FOR IMMEDIATE RELEASE
January 30, 2019
(512) 463-0120 office
AUSTIN, TX - Yesterday, Senator Hinojosa filed Senate Concurrent Resolution (SCR) No. 13 to protect Bentsen-Rio Grande Valley State Park from the proposed construction of a border wall through this treasured site. This SCR, if passed, would urge the United States Congress to oppose construction of a border wall through the 600 acre park along the Rio Grande which serves as a wildlife corridor that allows native species to survive.

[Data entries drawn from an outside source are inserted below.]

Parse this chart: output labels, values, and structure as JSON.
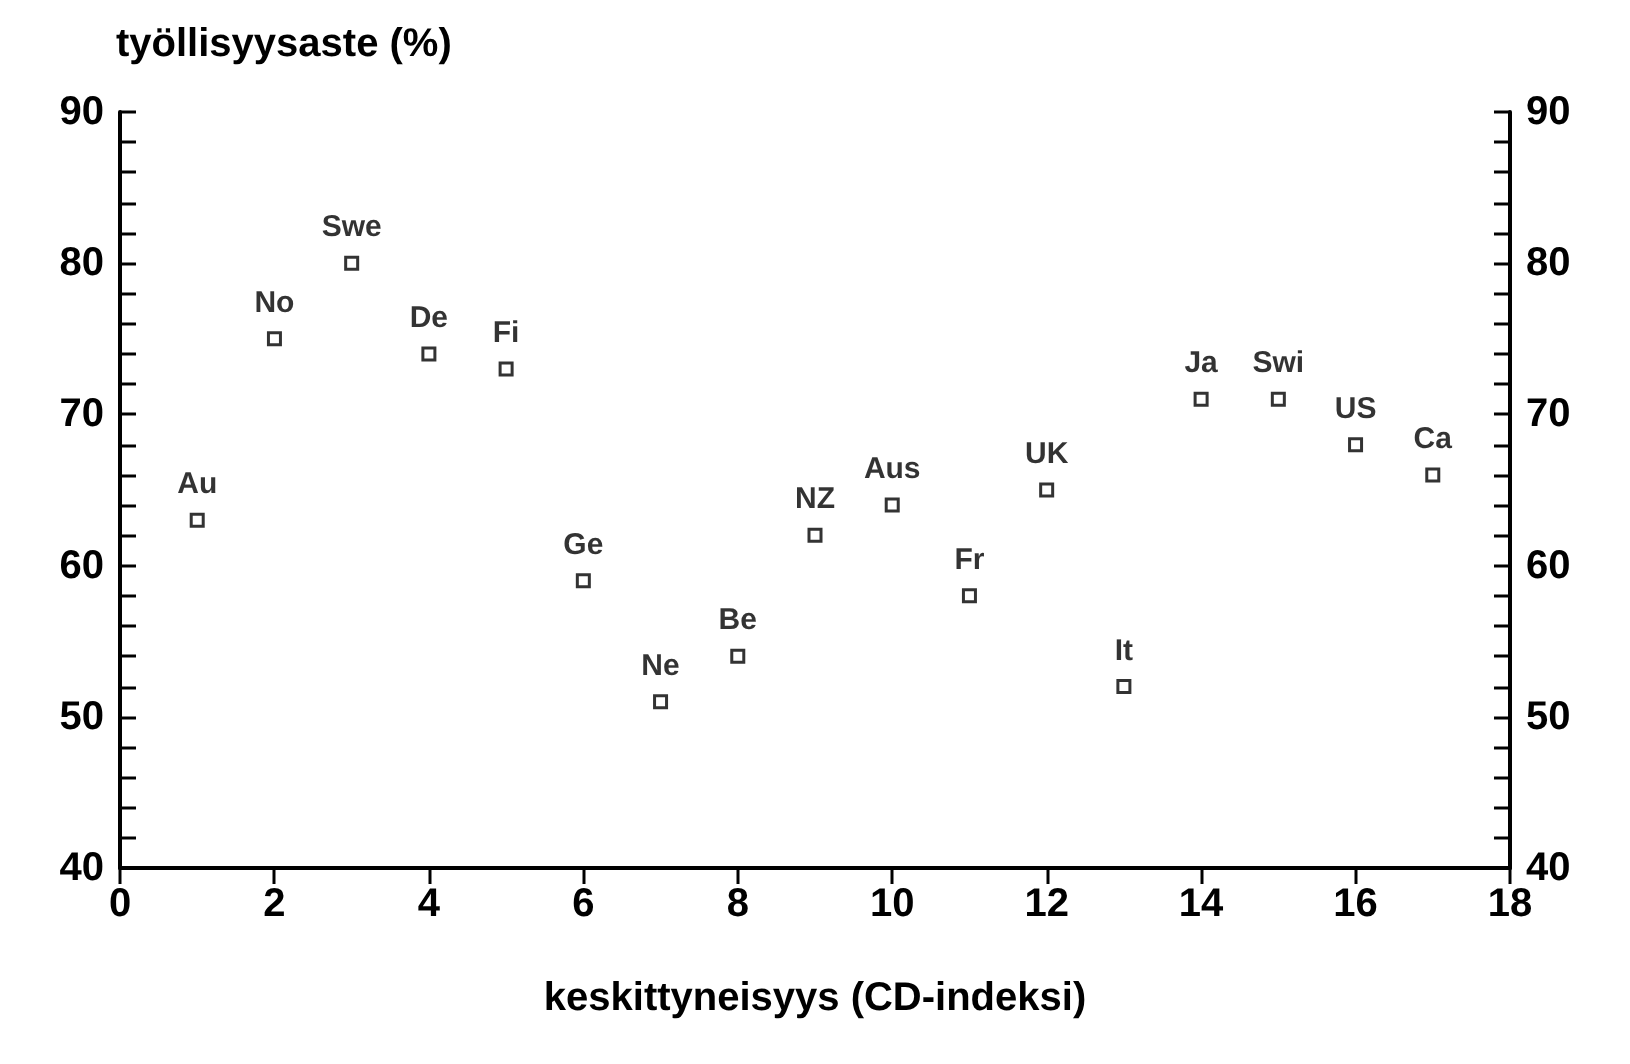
{
  "chart_data": {
    "type": "scatter",
    "ylabel": "työllisyysaste (%)",
    "xlabel": "keskittyneisyys (CD-indeksi)",
    "x": [
      1,
      2,
      3,
      4,
      5,
      6,
      7,
      8,
      9,
      10,
      11,
      12,
      13,
      14,
      15,
      16,
      17
    ],
    "series": [
      {
        "color": "#000000",
        "values": [
          63,
          75,
          80,
          74,
          73,
          59,
          51,
          54,
          62,
          64,
          58,
          65,
          52,
          71,
          71,
          68,
          66
        ]
      }
    ],
    "annotations": [
      {
        "text": "Au",
        "x": 1,
        "y": 63
      },
      {
        "text": "No",
        "x": 2,
        "y": 75
      },
      {
        "text": "Swe",
        "x": 3,
        "y": 80
      },
      {
        "text": "De",
        "x": 4,
        "y": 74
      },
      {
        "text": "Fi",
        "x": 5,
        "y": 73
      },
      {
        "text": "Ge",
        "x": 6,
        "y": 59
      },
      {
        "text": "Ne",
        "x": 7,
        "y": 51
      },
      {
        "text": "Be",
        "x": 8,
        "y": 54
      },
      {
        "text": "NZ",
        "x": 9,
        "y": 62
      },
      {
        "text": "Aus",
        "x": 10,
        "y": 64
      },
      {
        "text": "Fr",
        "x": 11,
        "y": 58
      },
      {
        "text": "UK",
        "x": 12,
        "y": 65
      },
      {
        "text": "It",
        "x": 13,
        "y": 52
      },
      {
        "text": "Ja",
        "x": 14,
        "y": 71
      },
      {
        "text": "Swi",
        "x": 15,
        "y": 71
      },
      {
        "text": "US",
        "x": 16,
        "y": 68
      },
      {
        "text": "Ca",
        "x": 17,
        "y": 66
      }
    ],
    "xlim": [
      0,
      18
    ],
    "xticks": [
      0,
      2,
      4,
      6,
      8,
      10,
      12,
      14,
      16,
      18
    ],
    "ylim": [
      40,
      90
    ],
    "yticks": [
      40,
      {
        "value": 42,
        "label": null
      },
      {
        "value": 44,
        "label": null
      },
      {
        "value": 46,
        "label": null
      },
      {
        "value": 48,
        "label": null
      },
      50,
      {
        "value": 52,
        "label": null
      },
      {
        "value": 54,
        "label": null
      },
      {
        "value": 56,
        "label": null
      },
      {
        "value": 58,
        "label": null
      },
      60,
      {
        "value": 62,
        "label": null
      },
      {
        "value": 64,
        "label": null
      },
      {
        "value": 66,
        "label": null
      },
      {
        "value": 68,
        "label": null
      },
      70,
      {
        "value": 72,
        "label": null
      },
      {
        "value": 74,
        "label": null
      },
      {
        "value": 76,
        "label": null
      },
      {
        "value": 78,
        "label": null
      },
      80,
      {
        "value": 82,
        "label": null
      },
      {
        "value": 84,
        "label": null
      },
      {
        "value": 86,
        "label": null
      },
      {
        "value": 88,
        "label": null
      },
      90
    ],
    "y2lim": [
      40,
      90
    ],
    "y2ticks": [
      40,
      {
        "value": 42,
        "label": null
      },
      {
        "value": 44,
        "label": null
      },
      {
        "value": 46,
        "label": null
      },
      {
        "value": 48,
        "label": null
      },
      50,
      {
        "value": 52,
        "label": null
      },
      {
        "value": 54,
        "label": null
      },
      {
        "value": 56,
        "label": null
      },
      {
        "value": 58,
        "label": null
      },
      60,
      {
        "value": 62,
        "label": null
      },
      {
        "value": 64,
        "label": null
      },
      {
        "value": 66,
        "label": null
      },
      {
        "value": 68,
        "label": null
      },
      70,
      {
        "value": 72,
        "label": null
      },
      {
        "value": 74,
        "label": null
      },
      {
        "value": 76,
        "label": null
      },
      {
        "value": 78,
        "label": null
      },
      80,
      {
        "value": 82,
        "label": null
      },
      {
        "value": 84,
        "label": null
      },
      {
        "value": 86,
        "label": null
      },
      {
        "value": 88,
        "label": null
      },
      90
    ],
    "marker": "square",
    "grid": false
  }
}
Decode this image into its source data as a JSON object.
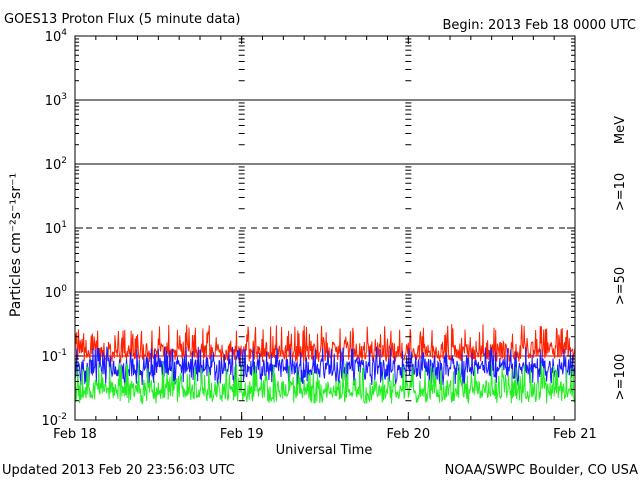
{
  "chart_data": {
    "type": "line",
    "title": "GOES13 Proton Flux (5 minute data)",
    "begin_label": "Begin: 2013 Feb 18 0000 UTC",
    "xlabel": "Universal Time",
    "ylabel": "Particles cm⁻²s⁻¹sr⁻¹",
    "y_scale": "log",
    "ylim": [
      0.01,
      10000
    ],
    "y_ticks": [
      {
        "value": 0.01,
        "base": "10",
        "exp": "-2"
      },
      {
        "value": 0.1,
        "base": "10",
        "exp": "-1"
      },
      {
        "value": 1,
        "base": "10",
        "exp": "0"
      },
      {
        "value": 10,
        "base": "10",
        "exp": "1"
      },
      {
        "value": 100,
        "base": "10",
        "exp": "2"
      },
      {
        "value": 1000,
        "base": "10",
        "exp": "3"
      },
      {
        "value": 10000,
        "base": "10",
        "exp": "4"
      }
    ],
    "x_ticks": [
      "Feb 18",
      "Feb 19",
      "Feb 20",
      "Feb 21"
    ],
    "xlim_days": [
      0,
      3
    ],
    "threshold_lines": [
      {
        "value": 1000,
        "style": "solid"
      },
      {
        "value": 100,
        "style": "solid"
      },
      {
        "value": 10,
        "style": "dashed"
      },
      {
        "value": 1,
        "style": "solid"
      },
      {
        "value": 0.1,
        "style": "solid",
        "color": "#c00000"
      }
    ],
    "series": [
      {
        "name": ">=10",
        "color": "#ff2000",
        "level": 0.12,
        "min": 0.08,
        "max": 0.3,
        "spikes_max": 0.32
      },
      {
        "name": ">=50",
        "color": "#1a1aff",
        "level": 0.065,
        "min": 0.035,
        "max": 0.14,
        "spikes_max": 0.14
      },
      {
        "name": ">=100",
        "color": "#22ee22",
        "level": 0.03,
        "min": 0.018,
        "max": 0.07,
        "spikes_max": 0.08
      }
    ],
    "units_label": "MeV",
    "grid": false
  },
  "footer": {
    "updated": "Updated 2013 Feb 20 23:56:03 UTC",
    "source": "NOAA/SWPC Boulder, CO USA"
  }
}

Senator Hinojosa released the following statement on the filing of this SCR:
"Bentsen State Park is one of the RGV's most treasured and visited sites. Not only is it part of the World Birding Center which attracts more than 30,000 visitors annually, it is also a gathering place for families and friends of all ages and economic status. Our state parks protect our native wildlife and also help promote a healthy lifestyle for our residents. I will do everything I can to protect this park for our children, grandchildren and future generations."
Senator Hinojosa previously sent a letter to the U.S. Border Patrol Branch Chief expressing his concerns about the proposed wall and the impact it would have on park operations, wildlife habitat, and public visitation that would lead to a decrease in public visits and even possible closure. Senator Hinojosa encouraged border patrol to continue exploring alternatives to the wall project and noted that as vice chair of the Senate Finance Committee and member of the conference committee that writes the final budget, he has secured millions for the Texas Parks and Wildlife to protect our border and provide safety for those visiting the park.

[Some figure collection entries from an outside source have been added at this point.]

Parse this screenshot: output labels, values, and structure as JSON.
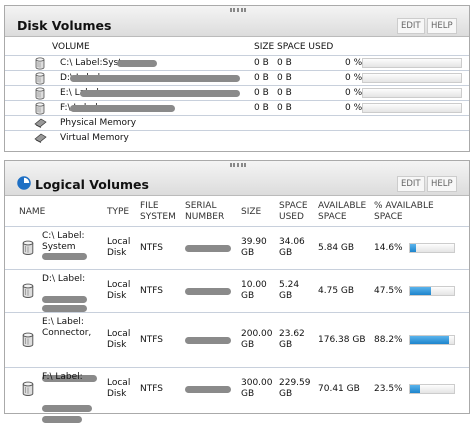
{
  "disk_volumes": {
    "title": "Disk Volumes",
    "buttons": [
      "EDIT",
      "HELP"
    ],
    "columns": [
      "VOLUME",
      "SIZE",
      "SPACE USED"
    ],
    "rows": [
      {
        "volume": "C:\\ Label:System",
        "size": "0 B",
        "space_used": "0 B",
        "percent": {
          "value": 0,
          "label": "0 %"
        }
      },
      {
        "volume": "D:\\ Label:",
        "size": "0 B",
        "space_used": "0 B",
        "percent": {
          "value": 0,
          "label": "0 %"
        }
      },
      {
        "volume": "E:\\ Label:",
        "size": "0 B",
        "space_used": "0 B",
        "percent": {
          "value": 0,
          "label": "0 %"
        }
      },
      {
        "volume": "F:\\ Label:",
        "size": "0 B",
        "space_used": "0 B",
        "percent": {
          "value": 0,
          "label": "0 %"
        }
      },
      {
        "volume": "Physical Memory"
      },
      {
        "volume": "Virtual Memory"
      }
    ]
  },
  "logical_volumes": {
    "title": "Logical Volumes",
    "buttons": [
      "EDIT",
      "HELP"
    ],
    "columns": [
      "NAME",
      "TYPE",
      "FILE SYSTEM",
      "SERIAL NUMBER",
      "SIZE",
      "SPACE USED",
      "AVAILABLE SPACE",
      "% AVAILABLE SPACE"
    ],
    "rows": [
      {
        "name": "C:\\ Label: System",
        "type": "Local Disk",
        "file_system": "NTFS",
        "size": "39.90 GB",
        "space_used": "34.06 GB",
        "available": "5.84 GB",
        "percent": {
          "value": 14.6,
          "label": "14.6%"
        }
      },
      {
        "name": "D:\\ Label:",
        "type": "Local Disk",
        "file_system": "NTFS",
        "size": "10.00 GB",
        "space_used": "5.24 GB",
        "available": "4.75 GB",
        "percent": {
          "value": 47.5,
          "label": "47.5%"
        }
      },
      {
        "name": "E:\\ Label: Connector,",
        "type": "Local Disk",
        "file_system": "NTFS",
        "size": "200.00 GB",
        "space_used": "23.62 GB",
        "available": "176.38 GB",
        "percent": {
          "value": 88.2,
          "label": "88.2%"
        }
      },
      {
        "name": "F:\\ Label:",
        "type": "Local Disk",
        "file_system": "NTFS",
        "size": "300.00 GB",
        "space_used": "229.59 GB",
        "available": "70.41 GB",
        "percent": {
          "value": 23.5,
          "label": "23.5%"
        }
      }
    ]
  }
}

In the letter to U.S. Border Patrol Senator Hinojosa made the following request:
"I am requesting that CBP work with TPWD to look for alternatives to reduce or limit the damage done to Bentsen State Park. Border security is best achieved through collaborative working relationships and enhanced communication between our federal, state, and local law enforcement."
A concurrent resolution is used when both chambers have an interest in a particular matter. Such resolutions may originate in either chamber but must be adopted by both. Concurrent resolutions may be used to memorialize (petition) the U.S. Congress to take certain action. Concurrent resolutions, except those that pertain solely to matters between the two chambers, must be submitted to the governor for approval.